Despite Freud’s many critics and continued controversy, Nobel-laureate neuroscientist, Eric Kandel, noted that “psychoanalysis still represents the most coherent and intellectually satisfying view of the mind” (Kandel, 1999, p. 505). Freudian theory, while not a rigorous scientific model that can be easily tested in a laboratory, poses necessary questions that require inter-disciplinary study from all the humanities. Humans live in both a shared empirical reality and a private, personal world of fantasies and imagination.
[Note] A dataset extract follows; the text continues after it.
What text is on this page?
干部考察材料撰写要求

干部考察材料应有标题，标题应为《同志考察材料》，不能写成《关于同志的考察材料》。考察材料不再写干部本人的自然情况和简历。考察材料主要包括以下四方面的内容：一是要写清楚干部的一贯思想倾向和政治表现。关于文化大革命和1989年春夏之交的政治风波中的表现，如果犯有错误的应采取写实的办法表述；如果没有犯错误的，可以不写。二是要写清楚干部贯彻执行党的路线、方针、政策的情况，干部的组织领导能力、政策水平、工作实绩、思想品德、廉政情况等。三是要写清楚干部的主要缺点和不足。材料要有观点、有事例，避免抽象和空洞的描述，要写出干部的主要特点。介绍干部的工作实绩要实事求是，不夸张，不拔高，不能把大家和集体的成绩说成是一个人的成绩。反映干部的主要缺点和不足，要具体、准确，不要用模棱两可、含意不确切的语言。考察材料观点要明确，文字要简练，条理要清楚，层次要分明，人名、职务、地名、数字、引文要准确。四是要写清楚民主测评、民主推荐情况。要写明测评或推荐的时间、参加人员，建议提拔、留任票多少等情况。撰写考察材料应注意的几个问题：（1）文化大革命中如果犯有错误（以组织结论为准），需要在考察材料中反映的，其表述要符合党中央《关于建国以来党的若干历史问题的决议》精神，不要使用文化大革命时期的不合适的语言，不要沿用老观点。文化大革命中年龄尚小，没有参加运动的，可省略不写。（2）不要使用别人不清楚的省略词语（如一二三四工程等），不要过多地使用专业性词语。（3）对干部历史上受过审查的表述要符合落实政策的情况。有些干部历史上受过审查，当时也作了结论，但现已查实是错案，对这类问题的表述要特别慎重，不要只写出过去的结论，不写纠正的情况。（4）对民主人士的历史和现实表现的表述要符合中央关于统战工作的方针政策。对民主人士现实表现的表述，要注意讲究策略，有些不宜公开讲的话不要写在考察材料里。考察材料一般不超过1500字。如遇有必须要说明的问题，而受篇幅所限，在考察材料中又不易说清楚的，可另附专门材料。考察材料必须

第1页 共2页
Rational-empiricists, like Crews, seem to believe that science, in its purest form, is the only truth. If that were so, why become an English professor? Science is not a subject matter, but rather is a methodology for research. The humanities represent other methodological forms that also explore stories about the human experience. A psychological truth that ignores these other stories denies the essence of the inquisitor. Humans are ultimately story-makers regardless of what those stories are about; physics, poetry, or dreams. All our knowledge, no matter how rational or empirical, will always remain human knowledge.
Criticisms of Freud can make important contributions toward a dialogue of ideas. Unfortunately, character assassination presents as excessive disputation that does little to promote meaningful discussion. Freud, the man, is dead; eviscerating his corpse appears to me as spiteful and mean-spirited and serves no intellectual or scientific advantage.